A França pede a demissão da relatora especial da ONU para os territórios palestinianos, Francesca Albanese.
O pedido oficial ao Conselho de Direitos Humanos da ONU
“A França condena sem qualquer reserva as palavras ultrajantes e irresponsáveis da Sra. Albanese” pronunciadas no sábado passado, “que visam não o governo israelense, cuja política é permitida criticar, mas Israel como povo e como nação”, disse o Ministro das Relações Exteriores francês, Jean-Noel Barrot, falando na Assembleia Nacional em Paris, anunciando que a França pedirá a renúncia de Albanese em 23 de fevereiro no Conselho de Direitos Humanos da ONU.

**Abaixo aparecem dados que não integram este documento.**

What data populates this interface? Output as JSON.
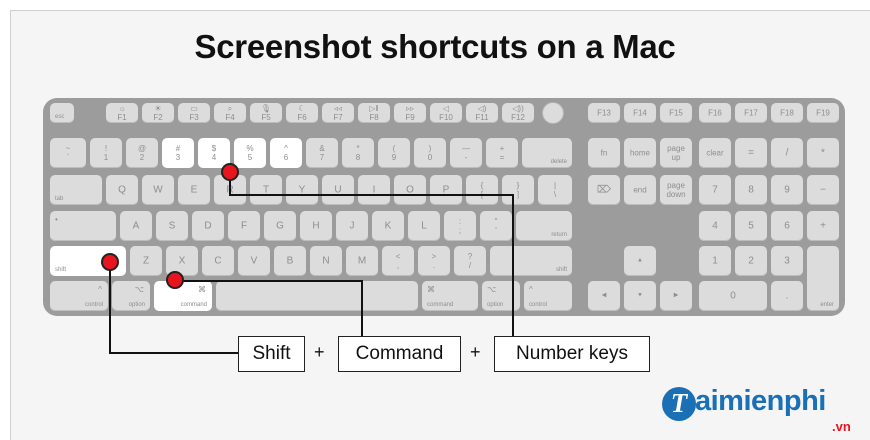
{
  "title": "Screenshot shortcuts on a Mac",
  "labels": {
    "shift": "Shift",
    "plus1": "+",
    "command": "Command",
    "plus2": "+",
    "number_keys": "Number keys"
  },
  "logo": {
    "initial": "T",
    "word": "aimienphi",
    "tld": ".vn"
  },
  "keys": {
    "esc": "esc",
    "f1": "☼\nF1",
    "f2": "☀\nF2",
    "f3": "▭\nF3",
    "f4": "⌕\nF4",
    "f5": "🎙\nF5",
    "f6": "☾\nF6",
    "f7": "◃◃\nF7",
    "f8": "▷‖\nF8",
    "f9": "▹▹\nF9",
    "f10": "◁\nF10",
    "f11": "◁)\nF11",
    "f12": "◁))\nF12",
    "f13": "F13",
    "f14": "F14",
    "f15": "F15",
    "f16": "F16",
    "f17": "F17",
    "f18": "F18",
    "f19": "F19",
    "tilde": "~\n`",
    "n1": "!\n1",
    "n2": "@\n2",
    "n3": "#\n3",
    "n4": "$\n4",
    "n5": "%\n5",
    "n6": "^\n6",
    "n7": "&\n7",
    "n8": "*\n8",
    "n9": "(\n9",
    "n0": ")\n0",
    "minus": "—\n-",
    "equals": "+\n=",
    "delete": "delete",
    "fn": "fn",
    "home": "home",
    "pageup": "page\nup",
    "clear": "clear",
    "kp_eq": "=",
    "kp_div": "/",
    "kp_mul": "*",
    "tab": "tab",
    "q": "Q",
    "w": "W",
    "e": "E",
    "r": "R",
    "t": "T",
    "y": "Y",
    "u": "U",
    "i": "I",
    "o": "O",
    "p": "P",
    "lbr": "{\n[",
    "rbr": "}\n]",
    "bslash": "|\n\\",
    "fwd_delete": "⌦",
    "end": "end",
    "pagedown": "page\ndown",
    "kp7": "7",
    "kp8": "8",
    "kp9": "9",
    "kp_minus": "−",
    "caps": "•",
    "a": "A",
    "s": "S",
    "d": "D",
    "f": "F",
    "g": "G",
    "h": "H",
    "j": "J",
    "k": "K",
    "l": "L",
    "semi": ":\n;",
    "quote": "\"\n'",
    "return": "return",
    "kp4": "4",
    "kp5": "5",
    "kp6": "6",
    "kp_plus": "+",
    "lshift": "shift",
    "z": "Z",
    "x": "X",
    "c": "C",
    "v": "V",
    "b": "B",
    "n": "N",
    "m": "M",
    "comma": "<\n,",
    "period": ">\n.",
    "slash": "?\n/",
    "rshift": "shift",
    "up": "▲",
    "kp1": "1",
    "kp2": "2",
    "kp3": "3",
    "lcontrol": "control",
    "lcontrol_sym": "^",
    "loption": "option",
    "loption_sym": "⌥",
    "lcommand": "command",
    "lcommand_sym": "⌘",
    "space": "",
    "rcommand": "command",
    "rcommand_sym": "⌘",
    "roption": "option",
    "roption_sym": "⌥",
    "rcontrol": "control",
    "rcontrol_sym": "^",
    "left": "◀",
    "down": "▼",
    "right": "▶",
    "kp0": "0",
    "kp_dot": ".",
    "enter": "enter"
  }
}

A carta dos parlamentares franceses
Numa carta aberta publicada ontem, cerca de quarenta deputados do campo de Macron pediram ao chefe da diplomacia francesa, Jean-Noel Barrot, que pedisse a demissão de Francesca Albanese, pelas suas palavras sobre Israel proferidas no passado dia 7 de fevereiro durante um fórum organizado pela Al-Jazira em Doha.
Entre os signatários, deputados como Constance Le Grip, Olivia Grégoire, Sylvain Maillard ou a ex-primeira-ministra Élisabeth Borne.
A reação da União das Comunidades Judaicas Italianas
«É bom que uma voz do governo francês também se junte à nossa, convidando-nos a reconhecer nas palavras malucas proferidas por Albaneses um ódio profundo e destrutivo não só ao direito de existência de Israel e do povo judeu, mas também às nossas democracias.
Pesadas acusações e tensão internacional
Com a proximidade demonstrada aos mais altos escalões do Hamas, Albanese representa um perigo real e é doloroso que haja, mesmo na estrutura parlamentar e institucional italiana, aqueles que a consideram uma autêntica “relatora” a ser homenageada”.
Assim, à ANSA, a presidente da União das Comunidades Judaicas Italianas, Noemi Di Segni, comenta a decisão da França de pedir a demissão da relatora especial das Nações Unidas para os Territórios Palestinos, Francesca Albanese, no dia 23 de fevereiro no Conselho de Direitos Humanos da ONU.